The actual reason? 9 times out of 10, I bet you it’s just coincidence. There is a finite amount of general color schemes that are atheistically pleasing but not iconic enough with one performer, so there’s bound to be some overlap and you end up wearing similar colors. You try to avoid it, but if you only have the one clean pair of tights…

Caramel Fancy Pants MochaMocha Ballyhoo wishes to see a certain move back.

Do you recall the last time the “Torture Rack” was used on TV? I feel like it could be a great submission move for a big man, but most likely a heel. I could see someone like Roman Reigns, Big E Langston, or even this new Russian guy that will be on the main roster of WWE soon. The last time I remember it being regularly used was when Lex Luger used it.

Abyss sort of uses it, but he’s more a breaker as he drops with it, impact rather than submission, that’s the Argentine Back Breaker variation.

Luger is the most famous guy to use it, but the last guy to use it consistently was Ezekiel Jackson.

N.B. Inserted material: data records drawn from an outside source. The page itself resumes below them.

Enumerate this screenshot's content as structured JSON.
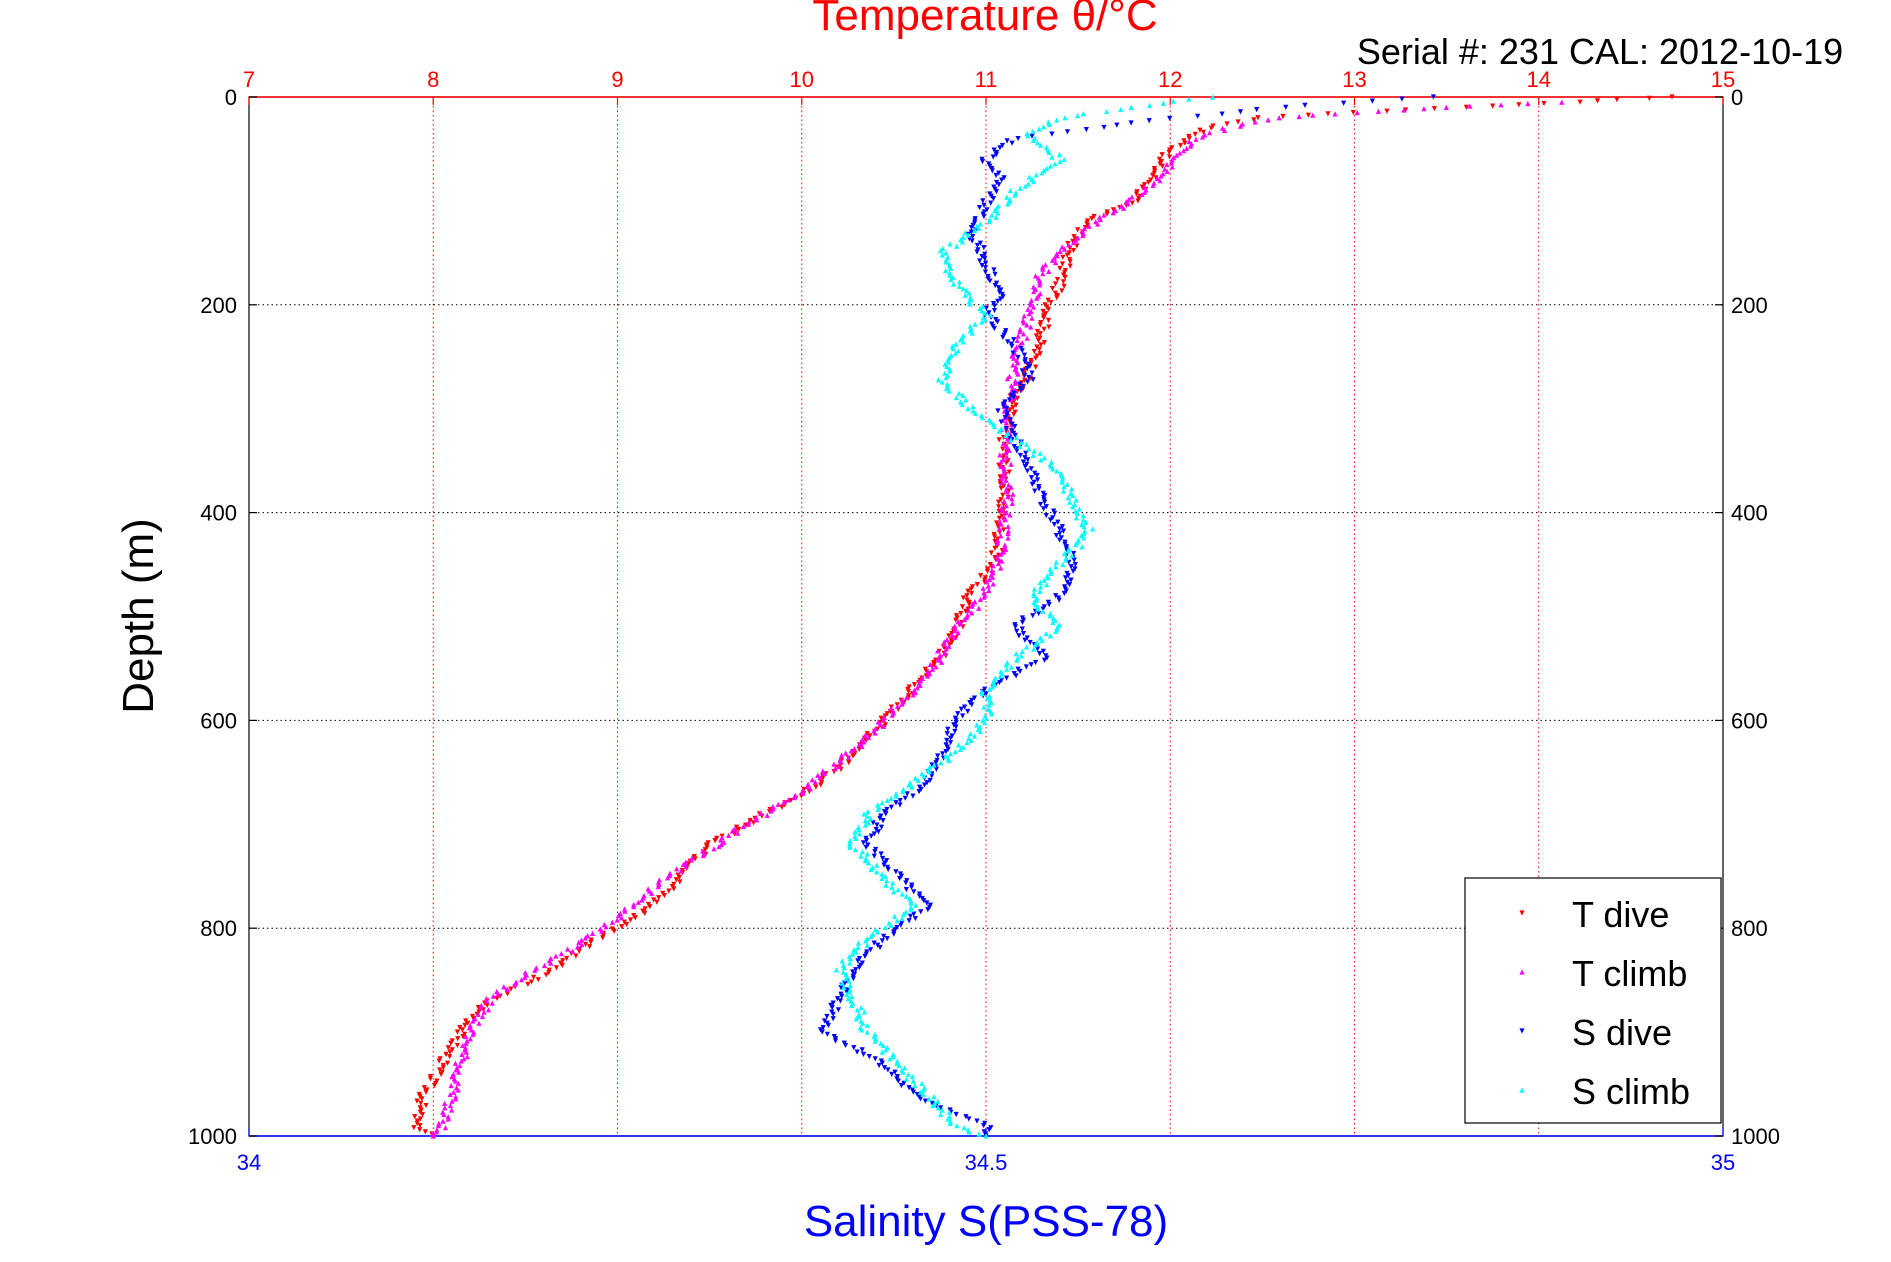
{
  "chart_data": {
    "type": "scatter",
    "title": "Temperature θ/°C",
    "subtitle": "Serial #: 231  CAL: 2012-10-19",
    "ylabel": "Depth (m)",
    "xlabel_bottom": "Salinity S(PSS-78)",
    "xlabel_top": "Temperature θ/°C",
    "ylim": [
      0,
      1000
    ],
    "y_reversed": true,
    "y_ticks": [
      0,
      200,
      400,
      600,
      800,
      1000
    ],
    "x_top_range": [
      7,
      15
    ],
    "x_top_ticks": [
      7,
      8,
      9,
      10,
      11,
      12,
      13,
      14,
      15
    ],
    "x_bottom_range": [
      34,
      35
    ],
    "x_bottom_ticks": [
      "34",
      "34.5",
      "35"
    ],
    "x_bottom_tick_values": [
      34,
      34.5,
      35
    ],
    "grid": true,
    "legend_position": "bottom-right",
    "colors": {
      "temperature_axis": "#ff0000",
      "salinity_axis": "#0000ff",
      "grid_vertical": "#ff0000",
      "grid_horizontal": "#000000"
    },
    "series": [
      {
        "name": "T dive",
        "axis": "temperature",
        "color": "#ff0000",
        "marker": "triangle-down",
        "points": [
          [
            14.7,
            0
          ],
          [
            14.2,
            5
          ],
          [
            13.6,
            10
          ],
          [
            13.0,
            15
          ],
          [
            12.5,
            20
          ],
          [
            12.2,
            30
          ],
          [
            12.1,
            40
          ],
          [
            11.95,
            60
          ],
          [
            11.9,
            80
          ],
          [
            11.8,
            100
          ],
          [
            11.6,
            115
          ],
          [
            11.5,
            130
          ],
          [
            11.45,
            150
          ],
          [
            11.4,
            180
          ],
          [
            11.35,
            200
          ],
          [
            11.3,
            230
          ],
          [
            11.25,
            260
          ],
          [
            11.15,
            290
          ],
          [
            11.1,
            330
          ],
          [
            11.1,
            370
          ],
          [
            11.08,
            410
          ],
          [
            11.05,
            450
          ],
          [
            10.9,
            480
          ],
          [
            10.85,
            510
          ],
          [
            10.75,
            540
          ],
          [
            10.6,
            570
          ],
          [
            10.45,
            600
          ],
          [
            10.3,
            630
          ],
          [
            10.1,
            660
          ],
          [
            9.8,
            690
          ],
          [
            9.5,
            720
          ],
          [
            9.3,
            760
          ],
          [
            9.1,
            790
          ],
          [
            8.8,
            820
          ],
          [
            8.6,
            845
          ],
          [
            8.3,
            870
          ],
          [
            8.15,
            900
          ],
          [
            8.05,
            930
          ],
          [
            7.95,
            960
          ],
          [
            7.9,
            990
          ],
          [
            8.0,
            1000
          ]
        ]
      },
      {
        "name": "T climb",
        "axis": "temperature",
        "color": "#ff00ff",
        "marker": "triangle-up",
        "points": [
          [
            14.1,
            5
          ],
          [
            13.5,
            10
          ],
          [
            13.0,
            15
          ],
          [
            12.6,
            20
          ],
          [
            12.3,
            30
          ],
          [
            12.1,
            45
          ],
          [
            12.0,
            65
          ],
          [
            11.9,
            85
          ],
          [
            11.75,
            105
          ],
          [
            11.6,
            120
          ],
          [
            11.45,
            140
          ],
          [
            11.3,
            170
          ],
          [
            11.25,
            200
          ],
          [
            11.2,
            230
          ],
          [
            11.15,
            260
          ],
          [
            11.12,
            300
          ],
          [
            11.1,
            340
          ],
          [
            11.12,
            380
          ],
          [
            11.1,
            420
          ],
          [
            11.05,
            460
          ],
          [
            10.95,
            490
          ],
          [
            10.8,
            520
          ],
          [
            10.7,
            555
          ],
          [
            10.55,
            580
          ],
          [
            10.4,
            610
          ],
          [
            10.2,
            640
          ],
          [
            10.0,
            670
          ],
          [
            9.7,
            700
          ],
          [
            9.45,
            730
          ],
          [
            9.2,
            760
          ],
          [
            9.0,
            790
          ],
          [
            8.75,
            820
          ],
          [
            8.5,
            845
          ],
          [
            8.3,
            870
          ],
          [
            8.2,
            900
          ],
          [
            8.15,
            930
          ],
          [
            8.1,
            960
          ],
          [
            8.05,
            990
          ],
          [
            8.0,
            1000
          ]
        ]
      },
      {
        "name": "S dive",
        "axis": "salinity",
        "color": "#0000ff",
        "marker": "triangle-down",
        "points": [
          [
            34.8,
            0
          ],
          [
            34.7,
            10
          ],
          [
            34.6,
            25
          ],
          [
            34.52,
            40
          ],
          [
            34.5,
            60
          ],
          [
            34.51,
            80
          ],
          [
            34.5,
            100
          ],
          [
            34.49,
            130
          ],
          [
            34.5,
            160
          ],
          [
            34.51,
            190
          ],
          [
            34.5,
            210
          ],
          [
            34.52,
            240
          ],
          [
            34.53,
            270
          ],
          [
            34.51,
            300
          ],
          [
            34.52,
            330
          ],
          [
            34.53,
            360
          ],
          [
            34.54,
            390
          ],
          [
            34.55,
            420
          ],
          [
            34.56,
            450
          ],
          [
            34.55,
            480
          ],
          [
            34.52,
            510
          ],
          [
            34.54,
            540
          ],
          [
            34.5,
            570
          ],
          [
            34.48,
            600
          ],
          [
            34.47,
            630
          ],
          [
            34.46,
            660
          ],
          [
            34.43,
            690
          ],
          [
            34.42,
            720
          ],
          [
            34.44,
            750
          ],
          [
            34.46,
            780
          ],
          [
            34.43,
            810
          ],
          [
            34.41,
            840
          ],
          [
            34.4,
            870
          ],
          [
            34.39,
            900
          ],
          [
            34.43,
            930
          ],
          [
            34.45,
            960
          ],
          [
            34.5,
            990
          ],
          [
            34.5,
            1000
          ]
        ]
      },
      {
        "name": "S climb",
        "axis": "salinity",
        "color": "#00ffff",
        "marker": "triangle-up",
        "points": [
          [
            34.65,
            0
          ],
          [
            34.6,
            10
          ],
          [
            34.55,
            20
          ],
          [
            34.53,
            35
          ],
          [
            34.55,
            60
          ],
          [
            34.52,
            90
          ],
          [
            34.5,
            120
          ],
          [
            34.47,
            150
          ],
          [
            34.48,
            180
          ],
          [
            34.5,
            210
          ],
          [
            34.48,
            240
          ],
          [
            34.47,
            270
          ],
          [
            34.49,
            300
          ],
          [
            34.52,
            330
          ],
          [
            34.55,
            360
          ],
          [
            34.56,
            390
          ],
          [
            34.57,
            420
          ],
          [
            34.55,
            450
          ],
          [
            34.53,
            480
          ],
          [
            34.55,
            510
          ],
          [
            34.52,
            540
          ],
          [
            34.5,
            570
          ],
          [
            34.5,
            600
          ],
          [
            34.48,
            630
          ],
          [
            34.45,
            660
          ],
          [
            34.42,
            690
          ],
          [
            34.41,
            720
          ],
          [
            34.43,
            750
          ],
          [
            34.45,
            780
          ],
          [
            34.42,
            810
          ],
          [
            34.4,
            840
          ],
          [
            34.41,
            870
          ],
          [
            34.42,
            900
          ],
          [
            34.44,
            930
          ],
          [
            34.46,
            960
          ],
          [
            34.48,
            990
          ],
          [
            34.5,
            1000
          ]
        ]
      }
    ]
  }
}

And like any move, it can get over if the guy doing it can do it well to anyone anytime, and it is pushed, if it gets wins, it gets over. Jushin Thunder Liger has a palm thrust as a finisher, because he beat guys with it. Shawn Michaels got a superkick over, because he beat guys with it. The Masterlock was over because Masters beat guys with it. Any move can get over and be effective, if you push it and it looks good.

Brian asks about the first Wrestlemania ever.

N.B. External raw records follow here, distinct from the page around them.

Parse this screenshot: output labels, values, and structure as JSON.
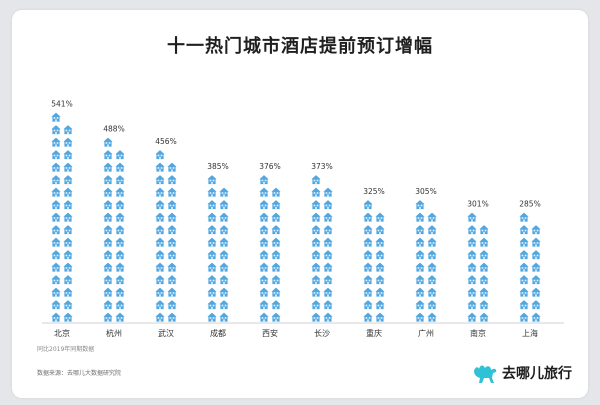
{
  "title": "十一热门城市酒店提前预订增幅",
  "footnote": "同比2019年同期数据",
  "source": "数据来源：去哪儿大数据研究院",
  "brand": {
    "name": "去哪儿旅行",
    "logo": "camel-logo-icon",
    "color": "#2fc1d6"
  },
  "colors": {
    "icon": "#52a7e0",
    "icon_light": "#bfe0f6",
    "axis": "#d0d0d0"
  },
  "chart_data": {
    "type": "bar",
    "categories": [
      "北京",
      "杭州",
      "武汉",
      "成都",
      "西安",
      "长沙",
      "重庆",
      "广州",
      "南京",
      "上海"
    ],
    "values": [
      541,
      488,
      456,
      385,
      376,
      373,
      325,
      305,
      301,
      285
    ],
    "value_labels": [
      "541%",
      "488%",
      "456%",
      "385%",
      "376%",
      "373%",
      "325%",
      "305%",
      "301%",
      "285%"
    ],
    "unit": "%",
    "mark": "house-icon",
    "ylim": [
      0,
      541
    ],
    "xlabel": "",
    "ylabel": ""
  }
}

In looking through your counting questions last week that involved title matches at WM, what do you think occurred that made Vince feel okay not having a title match at the first event–but then never doing that again? Did he figure out that the celebs could make a “B” match into an “A” match, while at the same time the title match would stand on it’s own? If he did figure that out, why didn’t he think that for the first event? Sure, it was make or break, but I still don’t understand the value of “Hogan and T in the same match, but they’re teammates” being that much better if at all than “Hogan and T in seperate matches, and one is for the title”.

You’re looking back at the first WM as if wrestling was accepted and was big. You need to understand, Wrestlemania was a HUGE gamble, and the concept of a giant wrestling show like that was totally unheard of. And so to get the show over, Vince had to make it seem like Hulk Hogan, who was merely just popular at that point, was an equal star of Mr. T. Plus you couldn’t trust T with a match all by himself.

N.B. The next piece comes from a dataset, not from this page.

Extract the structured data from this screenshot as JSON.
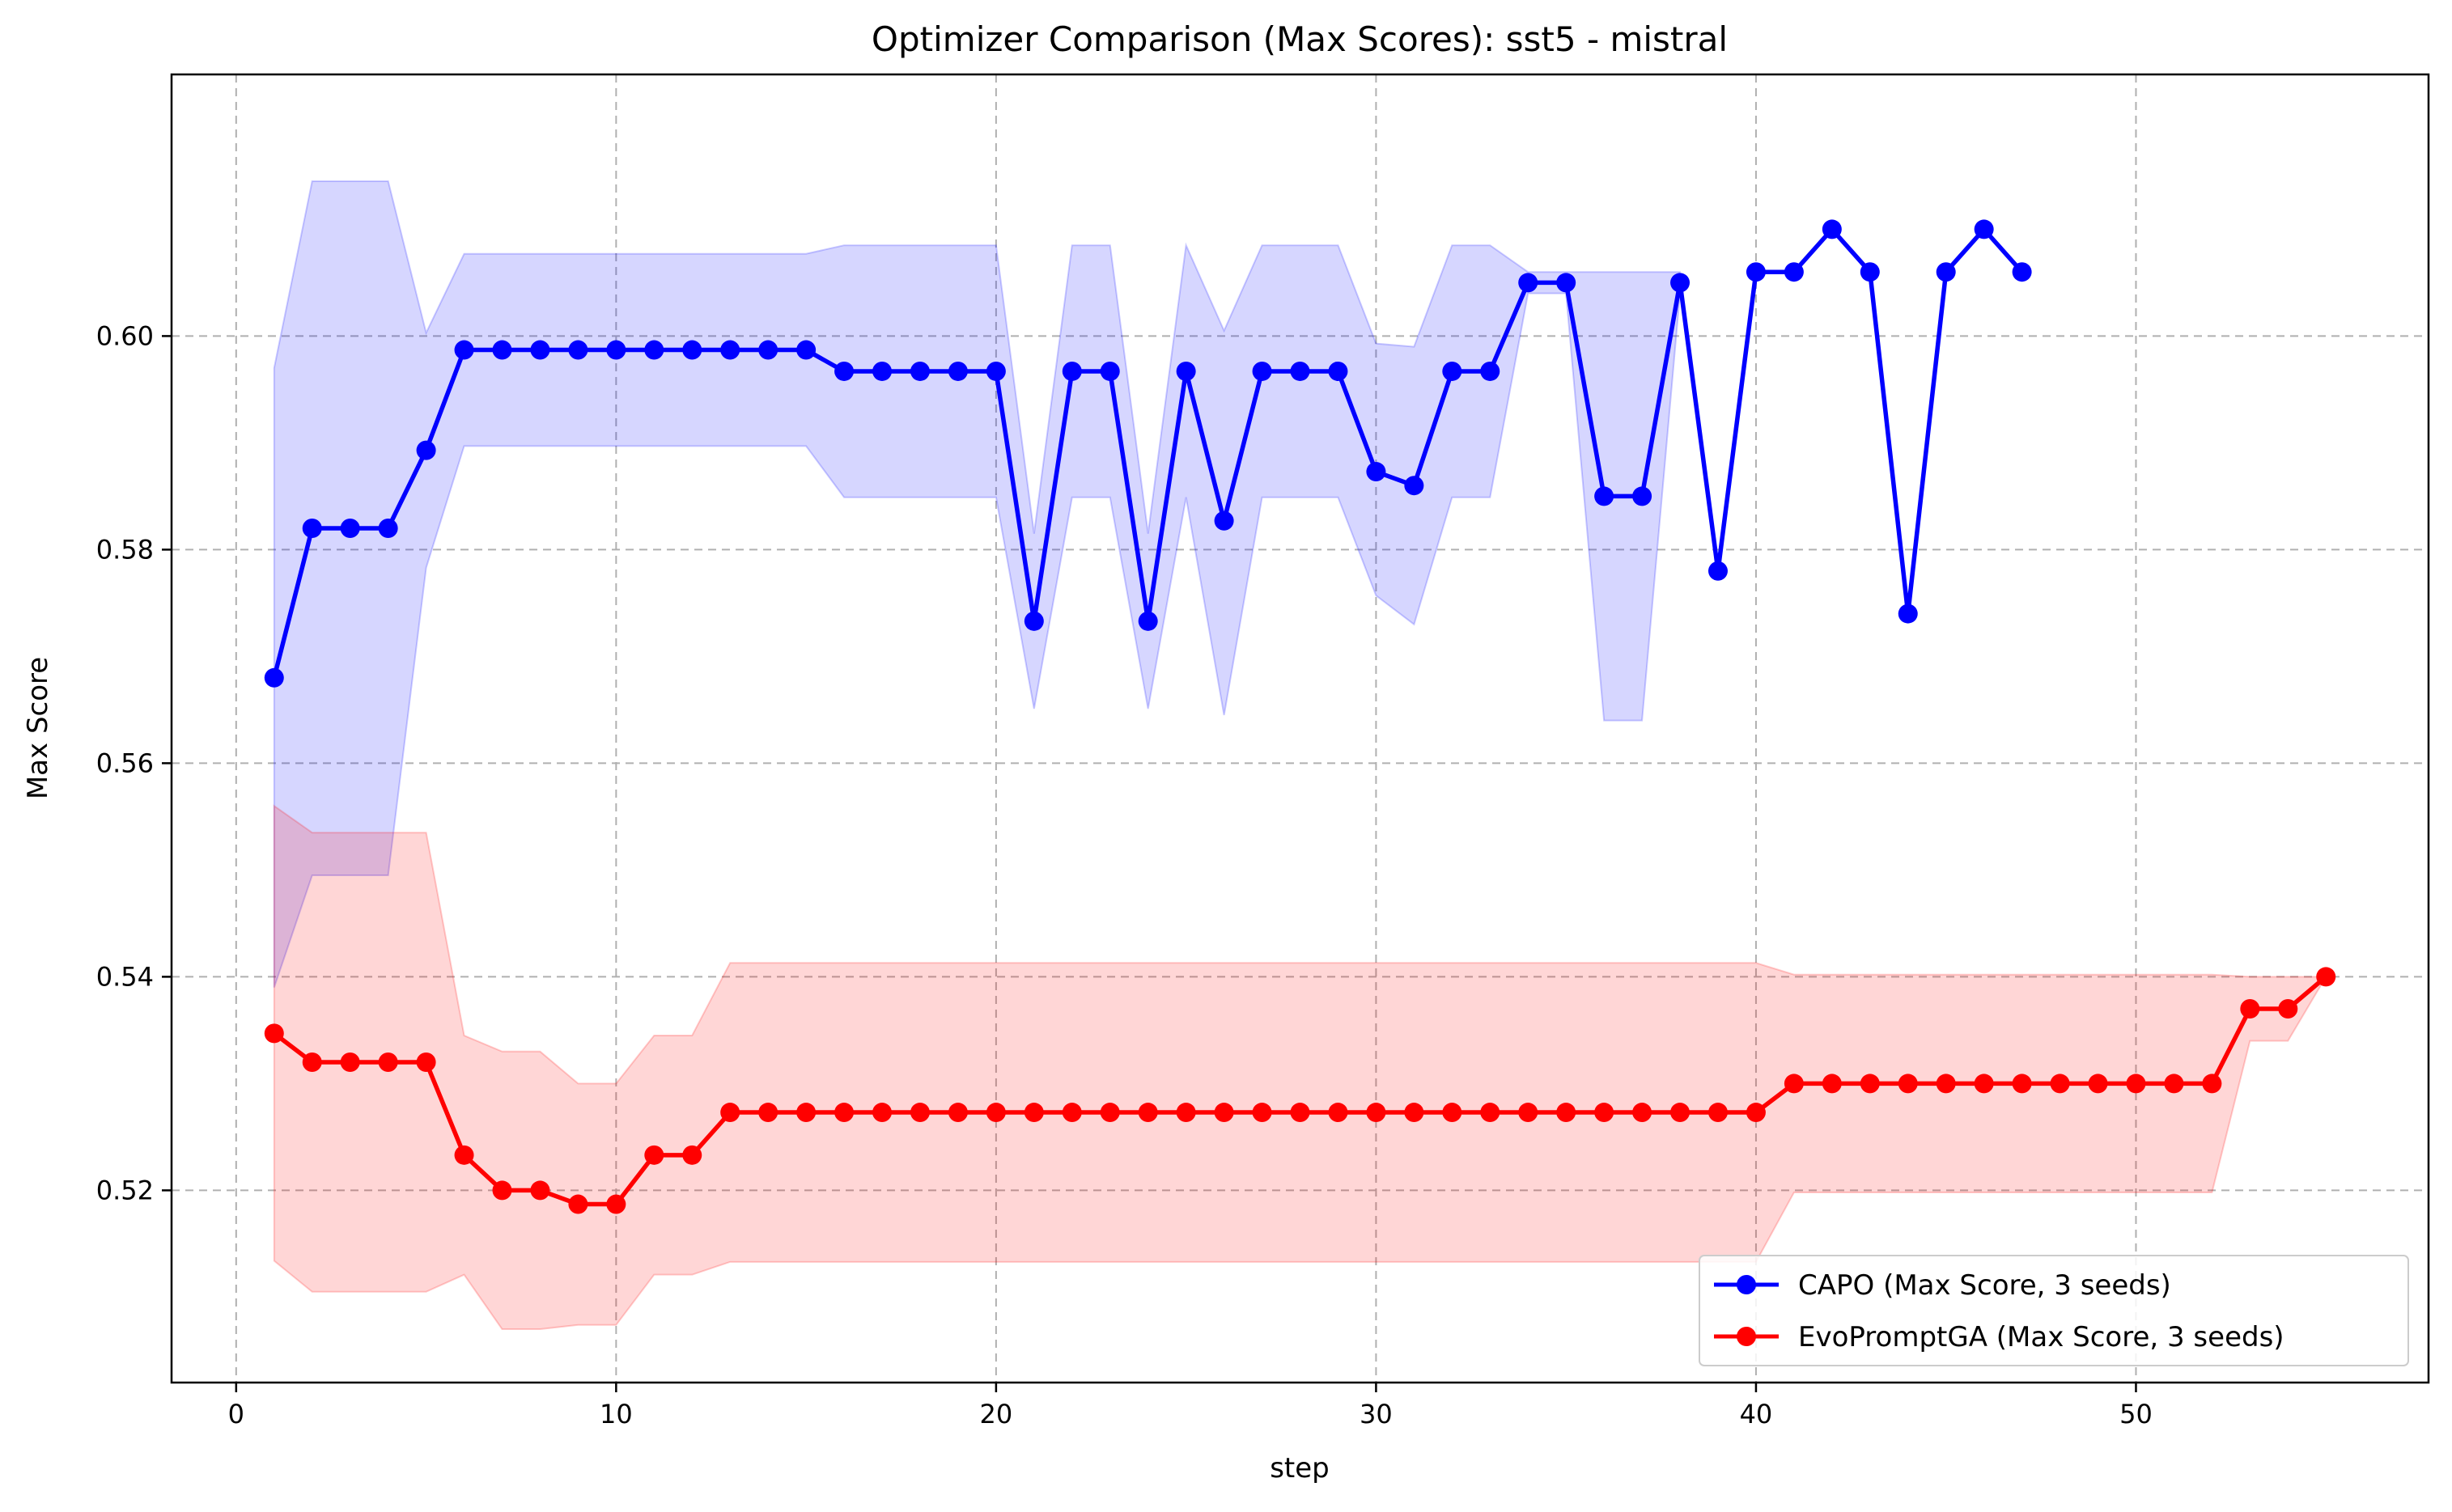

There wasn’t yet the expectation that WM has a title match because at that point Wrestlemania was still an unknown, and it needed to get put on the map. The main event was seen as the best option available, given the factors at play. Yes, a title match might have been nice, but the general public wouldn’t have bought the show for Hogan defending against Piper. Hogan and T teaming up? That they’d watch for…

Rahil asks about the very first wrestling show ever at the end of this week’s column.

the first ever wrestling show ?????

That’s not an easy question to answer, in that there was a gradual process where the shoot Greco-Roman wrestling shows that travelled France ended up as the WWE shows we’re ‘entertained’ with every week.

Wrestling began to be widely predetermined, according to wrestlers there at the time, by the 1880’s. So theoretically, the first wrestling show took place at some point then.

However, I would say that the first show that we would recognize as a wrestling show would be the first show of Slam Bang Western Style Wrestling that was the brainchild of the Gold Dust Trio, whom we’ve discussed before in this column. As for that show… Sadly I was unable to find records of when the Gold Dust Trio began. At least, assuming they deserve to be one…

And on that confusing note, I bid you goodbye for another week.